Considerando suas consequências para o adulto, a importância do diagnóstico e do cuidado, visando minimizar as limitações e desvantagens que a doença acarreta, o presente estudo tem como objetivo relatar o caso de uma paciente com CADASIL, descrevendo as principais alterações fonoaudiológicas encontradas.

APRESENTAÇÃO DO CASO

Este estudo foi aprovado pelo Comitê de Ética em Pesquisa Institucional Hospital Memorial Guararapes sob o número de protocolo 1.540.014/2016. Os dados dos atendimentos foram coletados do prontuário da paciente desde o início de seu tratamento, em 2008, até o seu desligamento em 2013 (Figura 1).
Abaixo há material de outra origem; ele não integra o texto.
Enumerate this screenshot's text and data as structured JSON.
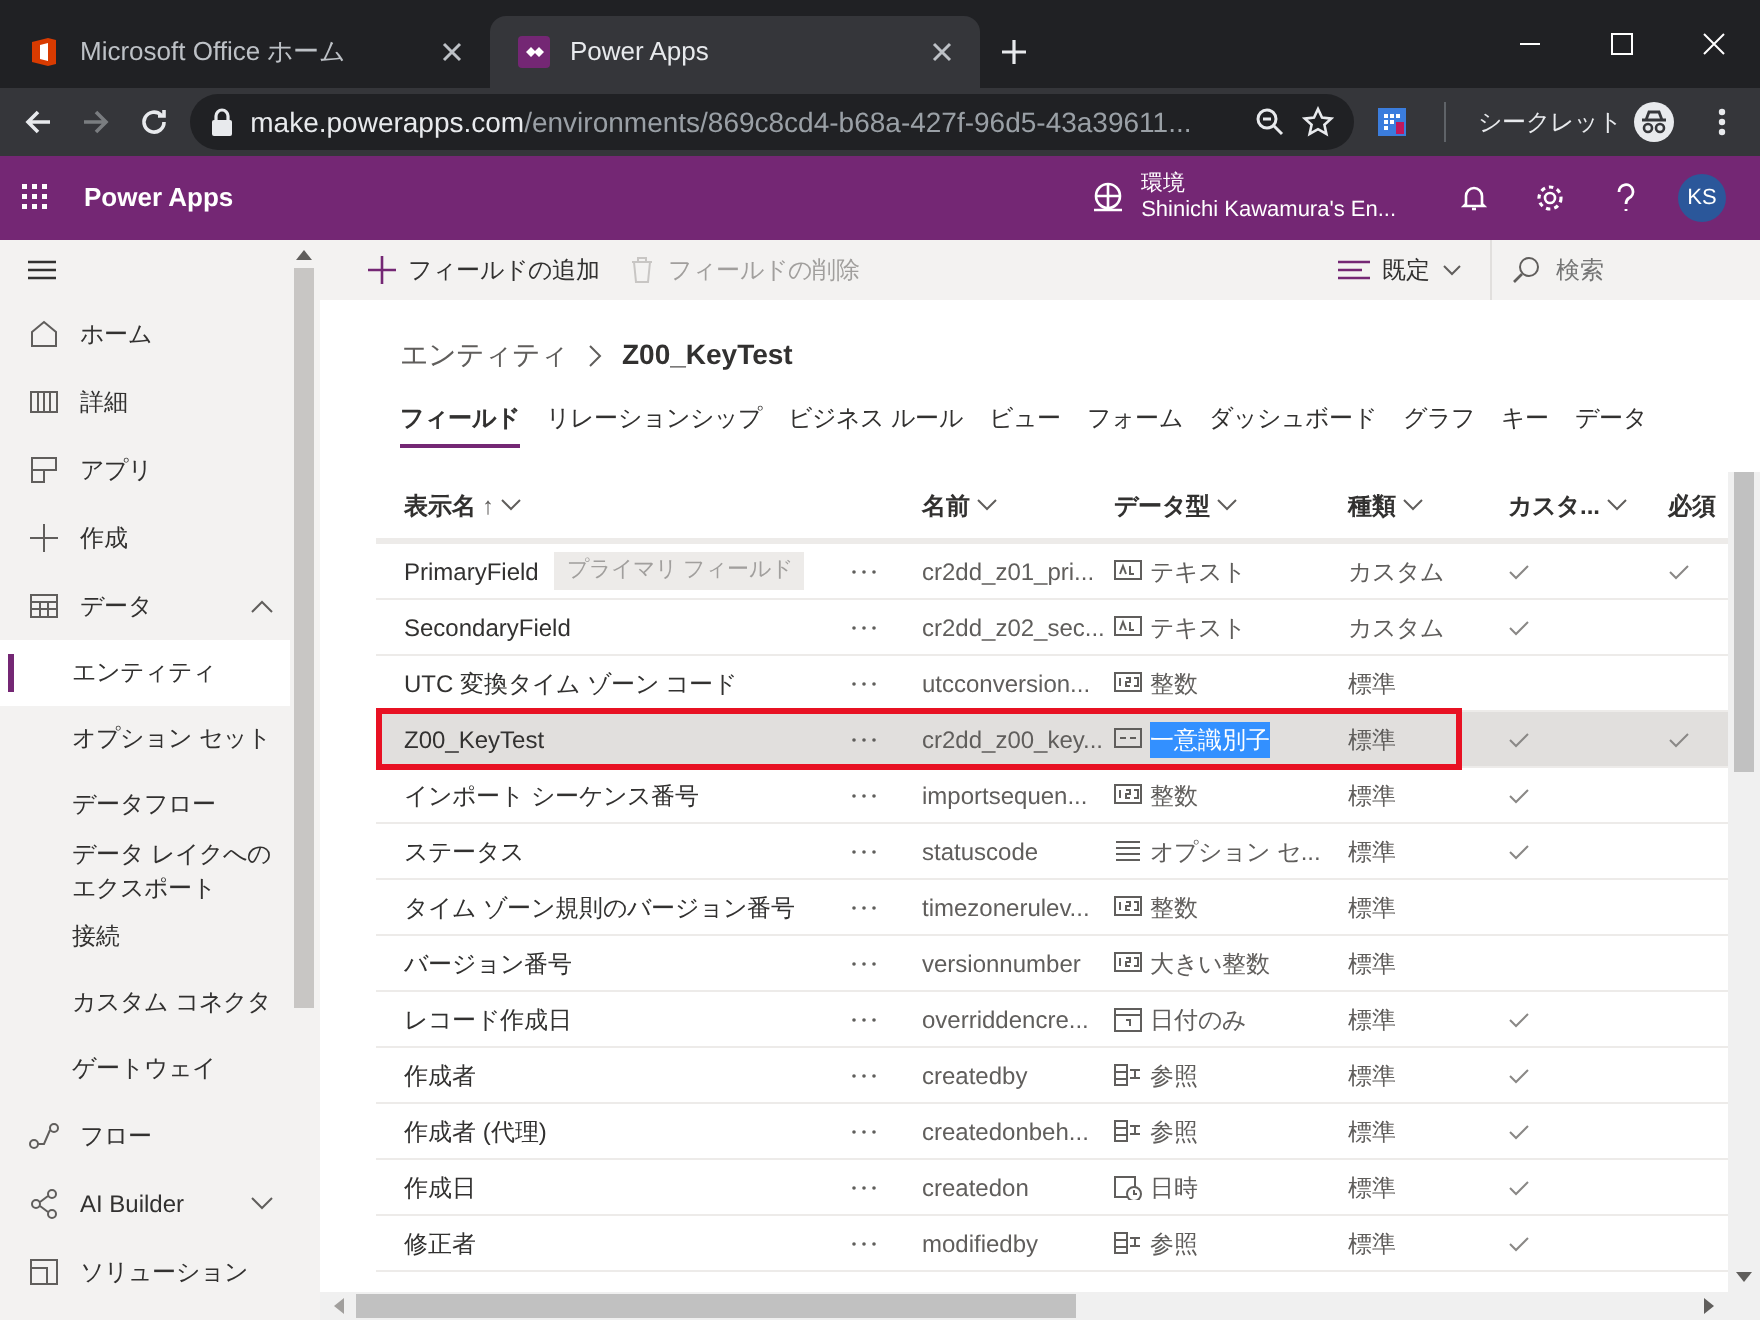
{
  "browser": {
    "tabs": [
      {
        "title": "Microsoft Office ホーム",
        "selected": false
      },
      {
        "title": "Power Apps",
        "selected": true
      }
    ],
    "url": {
      "host": "make.powerapps.com",
      "path": "/environments/869c8cd4-b68a-427f-96d5-43a39611..."
    },
    "incognito": "シークレット"
  },
  "app": {
    "title": "Power Apps",
    "environment_label": "環境",
    "environment_name": "Shinichi Kawamura's En...",
    "avatar": "KS"
  },
  "sidebar": {
    "items": [
      {
        "label": "ホーム"
      },
      {
        "label": "詳細"
      },
      {
        "label": "アプリ"
      },
      {
        "label": "作成"
      },
      {
        "label": "データ",
        "expanded": true,
        "children": [
          {
            "label": "エンティティ",
            "selected": true
          },
          {
            "label": "オプション セット",
            "selected": false
          },
          {
            "label": "データフロー",
            "selected": false
          },
          {
            "label": "データ レイクへのエクスポート",
            "selected": false
          },
          {
            "label": "接続",
            "selected": false
          },
          {
            "label": "カスタム コネクタ",
            "selected": false
          },
          {
            "label": "ゲートウェイ",
            "selected": false
          }
        ]
      },
      {
        "label": "フロー"
      },
      {
        "label": "AI Builder",
        "expanded": false
      },
      {
        "label": "ソリューション"
      }
    ]
  },
  "commands": [
    {
      "label": "フィールドの追加",
      "disabled": false
    },
    {
      "label": "フィールドの削除",
      "disabled": true
    }
  ],
  "view_menu": "既定",
  "search": {
    "placeholder": "検索"
  },
  "breadcrumb": [
    "エンティティ",
    "Z00_KeyTest"
  ],
  "tabs": [
    {
      "label": "フィールド",
      "selected": true
    },
    {
      "label": "リレーションシップ",
      "selected": false
    },
    {
      "label": "ビジネス ルール",
      "selected": false
    },
    {
      "label": "ビュー",
      "selected": false
    },
    {
      "label": "フォーム",
      "selected": false
    },
    {
      "label": "ダッシュボード",
      "selected": false
    },
    {
      "label": "グラフ",
      "selected": false
    },
    {
      "label": "キー",
      "selected": false
    },
    {
      "label": "データ",
      "selected": false
    }
  ],
  "table": {
    "columns": [
      {
        "label": "表示名",
        "sort_mark": "↑"
      },
      {
        "label": "名前"
      },
      {
        "label": "データ型"
      },
      {
        "label": "種類"
      },
      {
        "label": "カスタ..."
      },
      {
        "label": "必須"
      }
    ],
    "rows": [
      {
        "display_name": "PrimaryField",
        "badge": "プライマリ フィールド",
        "name": "cr2dd_z01_pri...",
        "kind": "text",
        "data_type": "テキスト",
        "field_type": "カスタム",
        "custom": true,
        "required": true,
        "selected": false,
        "highlighted": false
      },
      {
        "display_name": "SecondaryField",
        "name": "cr2dd_z02_sec...",
        "kind": "text",
        "data_type": "テキスト",
        "field_type": "カスタム",
        "custom": true,
        "required": false,
        "selected": false,
        "highlighted": false
      },
      {
        "display_name": "UTC 変換タイム ゾーン コード",
        "name": "utcconversion...",
        "kind": "number",
        "data_type": "整数",
        "field_type": "標準",
        "custom": false,
        "required": false,
        "selected": false,
        "highlighted": false
      },
      {
        "display_name": "Z00_KeyTest",
        "name": "cr2dd_z00_key...",
        "kind": "id",
        "data_type": "一意識別子",
        "data_type_text_selected": true,
        "field_type": "標準",
        "custom": true,
        "required": true,
        "selected": true,
        "highlighted": true
      },
      {
        "display_name": "インポート シーケンス番号",
        "name": "importsequen...",
        "kind": "number",
        "data_type": "整数",
        "field_type": "標準",
        "custom": true,
        "required": false,
        "selected": false,
        "highlighted": false
      },
      {
        "display_name": "ステータス",
        "name": "statuscode",
        "kind": "option",
        "data_type": "オプション セ...",
        "field_type": "標準",
        "custom": true,
        "required": false,
        "selected": false,
        "highlighted": false
      },
      {
        "display_name": "タイム ゾーン規則のバージョン番号",
        "name": "timezonerulev...",
        "kind": "number",
        "data_type": "整数",
        "field_type": "標準",
        "custom": false,
        "required": false,
        "selected": false,
        "highlighted": false
      },
      {
        "display_name": "バージョン番号",
        "name": "versionnumber",
        "kind": "number",
        "data_type": "大きい整数",
        "field_type": "標準",
        "custom": false,
        "required": false,
        "selected": false,
        "highlighted": false
      },
      {
        "display_name": "レコード作成日",
        "name": "overriddencre...",
        "kind": "date",
        "data_type": "日付のみ",
        "field_type": "標準",
        "custom": true,
        "required": false,
        "selected": false,
        "highlighted": false
      },
      {
        "display_name": "作成者",
        "name": "createdby",
        "kind": "lookup",
        "data_type": "参照",
        "field_type": "標準",
        "custom": true,
        "required": false,
        "selected": false,
        "highlighted": false
      },
      {
        "display_name": "作成者 (代理)",
        "name": "createdonbeh...",
        "kind": "lookup",
        "data_type": "参照",
        "field_type": "標準",
        "custom": true,
        "required": false,
        "selected": false,
        "highlighted": false
      },
      {
        "display_name": "作成日",
        "name": "createdon",
        "kind": "datetime",
        "data_type": "日時",
        "field_type": "標準",
        "custom": true,
        "required": false,
        "selected": false,
        "highlighted": false
      },
      {
        "display_name": "修正者",
        "name": "modifiedby",
        "kind": "lookup",
        "data_type": "参照",
        "field_type": "標準",
        "custom": true,
        "required": false,
        "selected": false,
        "highlighted": false
      }
    ]
  }
}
De forma a garantir seu anonimato sem se distanciar de sua presença humana, escolheu-se um codinome: Flora.

Figura 1
Alterações fonoaudiológicas observadas no caso ao longo dos anos

Paciente Flora, gênero feminino, 56 anos, possui ensino superior completo, casada, tem três filhos, compareceu ao ambulatório de Motricidade Orofacial da Clínica de Fonoaudiologia Professor Fábio Lessa da Universidade Federal de Pernambuco relatando engasgos esporádicos durante alimentação e que sua fala não era compreendida pelos familiares e amigos. Foi encaminhada por uma fisioterapeuta com o diagnóstico de Esclerose Múltipla (EM), dado em 2002 por um neurologista. Segundo a paciente, a causa da morte de sua mãe foi decisiva para seu diagnóstico, pois faleceu diagnosticada com EM anos antes. Porém, no segundo semestre de 2011, um novo neurologista solicitou um estudo molecular, diagnosticando Flora com CADASIL.
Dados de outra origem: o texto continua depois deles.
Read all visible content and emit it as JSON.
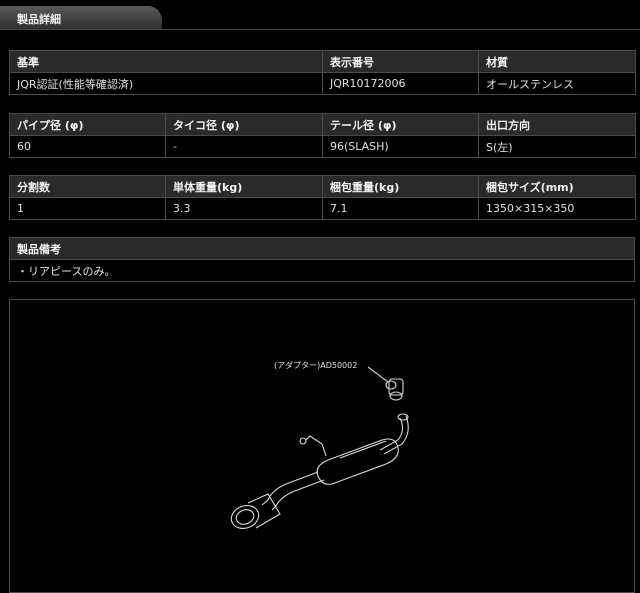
{
  "section": {
    "title": "製品詳細"
  },
  "table1": {
    "headers": [
      "基準",
      "表示番号",
      "材質"
    ],
    "values": [
      "JQR認証(性能等確認済)",
      "JQR10172006",
      "オールステンレス"
    ]
  },
  "table2": {
    "headers": [
      "パイプ径 (φ)",
      "タイコ径 (φ)",
      "テール径 (φ)",
      "出口方向"
    ],
    "values": [
      "60",
      "-",
      "96(SLASH)",
      "S(左)"
    ]
  },
  "table3": {
    "headers": [
      "分割数",
      "単体重量(kg)",
      "梱包重量(kg)",
      "梱包サイズ(mm)"
    ],
    "values": [
      "1",
      "3.3",
      "7.1",
      "1350×315×350"
    ]
  },
  "table4": {
    "header": "製品備考",
    "value": "・リアピースのみ。"
  },
  "diagram": {
    "adapter_label": "(アダプター)AD50002"
  }
}
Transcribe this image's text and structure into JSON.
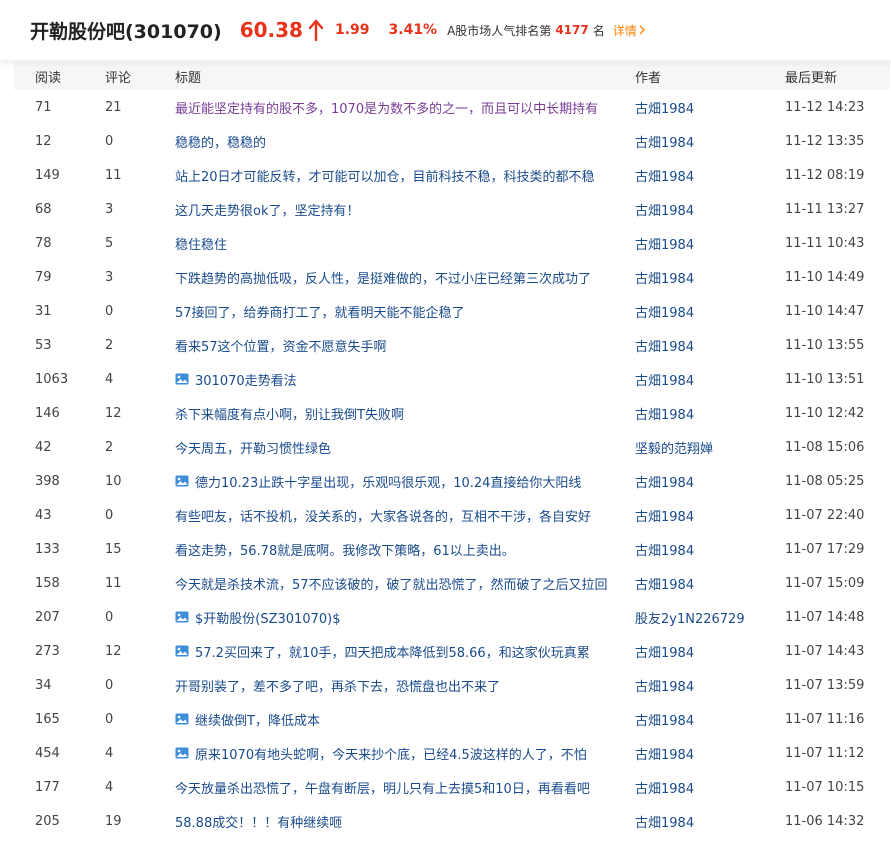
{
  "header": {
    "title": "开勒股份吧(301070)",
    "price": "60.38",
    "change": "1.99",
    "pct": "3.41%",
    "rank_prefix": "A股市场人气排名第",
    "rank_num": "4177",
    "rank_suffix": "名",
    "detail": "详情",
    "up_color": "#e8331b"
  },
  "columns": {
    "read": "阅读",
    "comment": "评论",
    "title": "标题",
    "author": "作者",
    "updated": "最后更新"
  },
  "rows": [
    {
      "read": "71",
      "comments": "21",
      "title": "最近能坚定持有的股不多，1070是为数不多的之一，而且可以中长期持有",
      "author": "古畑1984",
      "time": "11-12 14:23",
      "visited": true,
      "pic": false
    },
    {
      "read": "12",
      "comments": "0",
      "title": "稳稳的，稳稳的",
      "author": "古畑1984",
      "time": "11-12 13:35",
      "visited": false,
      "pic": false
    },
    {
      "read": "149",
      "comments": "11",
      "title": "站上20日才可能反转，才可能可以加仓，目前科技不稳，科技类的都不稳",
      "author": "古畑1984",
      "time": "11-12 08:19",
      "visited": false,
      "pic": false
    },
    {
      "read": "68",
      "comments": "3",
      "title": "这几天走势很ok了，坚定持有！",
      "author": "古畑1984",
      "time": "11-11 13:27",
      "visited": false,
      "pic": false
    },
    {
      "read": "78",
      "comments": "5",
      "title": "稳住稳住",
      "author": "古畑1984",
      "time": "11-11 10:43",
      "visited": false,
      "pic": false
    },
    {
      "read": "79",
      "comments": "3",
      "title": "下跌趋势的高抛低吸，反人性，是挺难做的，不过小庄已经第三次成功了",
      "author": "古畑1984",
      "time": "11-10 14:49",
      "visited": false,
      "pic": false
    },
    {
      "read": "31",
      "comments": "0",
      "title": "57接回了，给券商打工了，就看明天能不能企稳了",
      "author": "古畑1984",
      "time": "11-10 14:47",
      "visited": false,
      "pic": false
    },
    {
      "read": "53",
      "comments": "2",
      "title": "看来57这个位置，资金不愿意失手啊",
      "author": "古畑1984",
      "time": "11-10 13:55",
      "visited": false,
      "pic": false
    },
    {
      "read": "1063",
      "comments": "4",
      "title": "301070走势看法",
      "author": "古畑1984",
      "time": "11-10 13:51",
      "visited": false,
      "pic": true
    },
    {
      "read": "146",
      "comments": "12",
      "title": "杀下来幅度有点小啊，别让我倒T失败啊",
      "author": "古畑1984",
      "time": "11-10 12:42",
      "visited": false,
      "pic": false
    },
    {
      "read": "42",
      "comments": "2",
      "title": "今天周五，开勒习惯性绿色",
      "author": "坚毅的范翔婵",
      "time": "11-08 15:06",
      "visited": false,
      "pic": false
    },
    {
      "read": "398",
      "comments": "10",
      "title": "德力10.23止跌十字星出现，乐观吗很乐观，10.24直接给你大阳线",
      "author": "古畑1984",
      "time": "11-08 05:25",
      "visited": false,
      "pic": true
    },
    {
      "read": "43",
      "comments": "0",
      "title": "有些吧友，话不投机，没关系的，大家各说各的，互相不干涉，各自安好",
      "author": "古畑1984",
      "time": "11-07 22:40",
      "visited": false,
      "pic": false
    },
    {
      "read": "133",
      "comments": "15",
      "title": "看这走势，56.78就是底啊。我修改下策略，61以上卖出。",
      "author": "古畑1984",
      "time": "11-07 17:29",
      "visited": false,
      "pic": false
    },
    {
      "read": "158",
      "comments": "11",
      "title": "今天就是杀技术流，57不应该破的，破了就出恐慌了，然而破了之后又拉回",
      "author": "古畑1984",
      "time": "11-07 15:09",
      "visited": false,
      "pic": false
    },
    {
      "read": "207",
      "comments": "0",
      "title": "$开勒股份(SZ301070)$",
      "author": "股友2y1N226729",
      "time": "11-07 14:48",
      "visited": false,
      "pic": true
    },
    {
      "read": "273",
      "comments": "12",
      "title": "57.2买回来了，就10手，四天把成本降低到58.66，和这家伙玩真累",
      "author": "古畑1984",
      "time": "11-07 14:43",
      "visited": false,
      "pic": true
    },
    {
      "read": "34",
      "comments": "0",
      "title": "开哥别装了，差不多了吧，再杀下去，恐慌盘也出不来了",
      "author": "古畑1984",
      "time": "11-07 13:59",
      "visited": false,
      "pic": false
    },
    {
      "read": "165",
      "comments": "0",
      "title": "继续做倒T，降低成本",
      "author": "古畑1984",
      "time": "11-07 11:16",
      "visited": false,
      "pic": true
    },
    {
      "read": "454",
      "comments": "4",
      "title": "原来1070有地头蛇啊，今天来抄个底，已经4.5波这样的人了，不怕",
      "author": "古畑1984",
      "time": "11-07 11:12",
      "visited": false,
      "pic": true
    },
    {
      "read": "177",
      "comments": "4",
      "title": "今天放量杀出恐慌了，午盘有断层，明儿只有上去摸5和10日，再看看吧",
      "author": "古畑1984",
      "time": "11-07 10:15",
      "visited": false,
      "pic": false
    },
    {
      "read": "205",
      "comments": "19",
      "title": "58.88成交！！！有种继续咂",
      "author": "古畑1984",
      "time": "11-06 14:32",
      "visited": false,
      "pic": false
    }
  ]
}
Flora começou a realizar terapia fonoaudiológica em um hospital público em 2004, mas teve o tratamento interrompido três anos depois, comparecendo à clínica-escola em 2008, relatando piora dos sintomas. À anamnese, referiu fazer acompanhamento psiquiátrico para depressão e endocrinológico para o hipotireoidismo, usando medicamentos para controlar os sintomas.
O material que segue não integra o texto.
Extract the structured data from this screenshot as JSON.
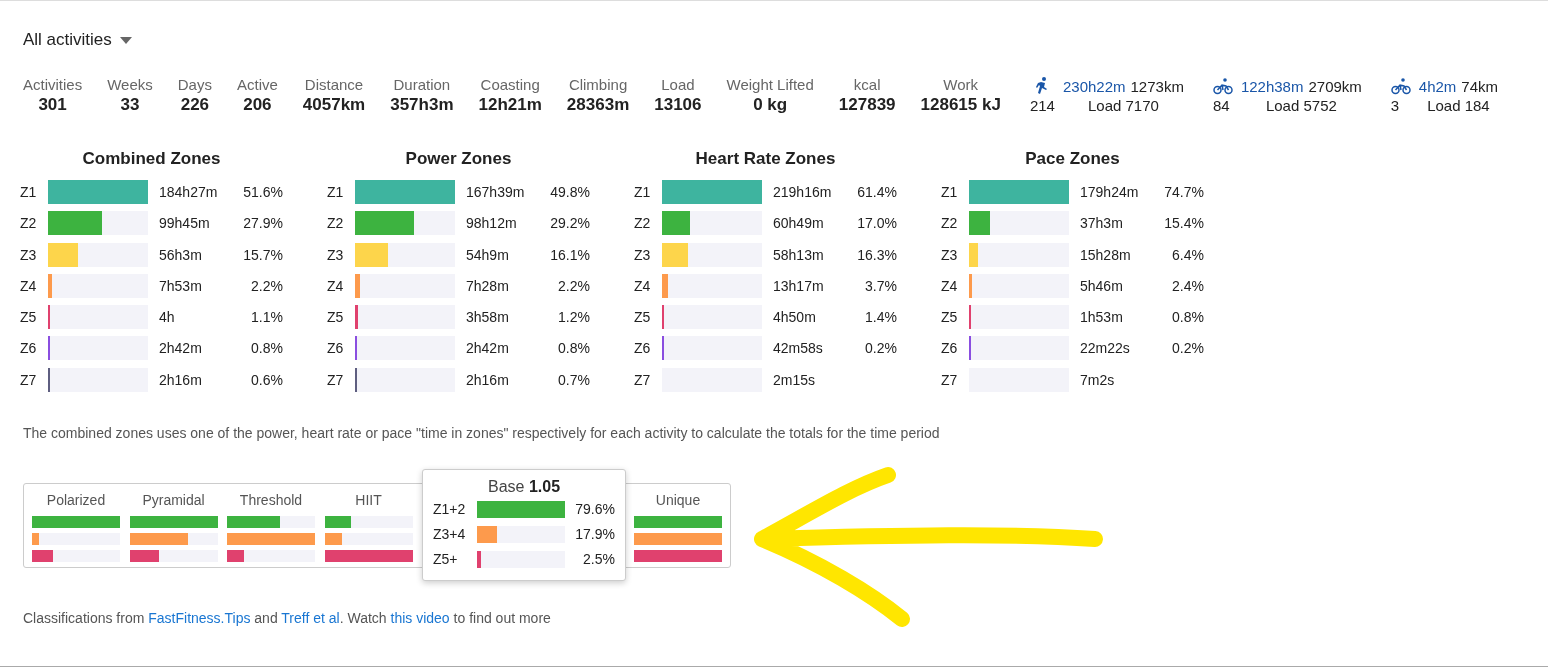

Outras medicações para reduzir o risco de ataques isquêmicos, aliviar os sintomas relacionados à incontinência urinária e à memória também eram utilizadas. A priori, as queixas estavam relacionadas à deglutição e à voz; depois, alterações na visão, coordenação motora, cansaço ao desempenhar atividades que exijam esforço e memória, surgiram.

A avaliação fonoaudiológica foi realizada conforme os protocolos propostos na literatura99. Silva HJ, Cunha DA. Avaliação e tratamento das alterações da deglutição. In: Marchesan IQ (org). Tratamento da deglutição. São José dos Campos: Pulso Editorial; 2005. p. 133-48.),(1010. Marchesan IQ, Berretin-Felix G, Genaro KF, Rehder MI. Avaliação Miofuncional Orofacial - Protocolo MBGR. Rev. CEFAC. 2009;11(2):237-55.. Para avaliação da postura corporal, tiraram-se fotos em pé, atrás do simetrógrafo, numa visão frontal, lateral e posterior. Nos primeiros anos, Flora apresentava apenas uma discreta elevação do ombro direito; posteriormente, observou-se, também, inclinação de todo o corpo à frente e para o lado esquerdo devido às limitações de equilíbrio. Quanto à face, foram observadas assimetrias, com desvios para o lado direito, sendo esse de maior expressão facial. O lado esquerdo da face apresentava-se hipotônico, mais alongado, enquanto que o direito estava mais encurtado, hipertônico. Sulco nasogeniano mais profundo à direita. Lábios unidos, com comissura labial esquerda rebaixada.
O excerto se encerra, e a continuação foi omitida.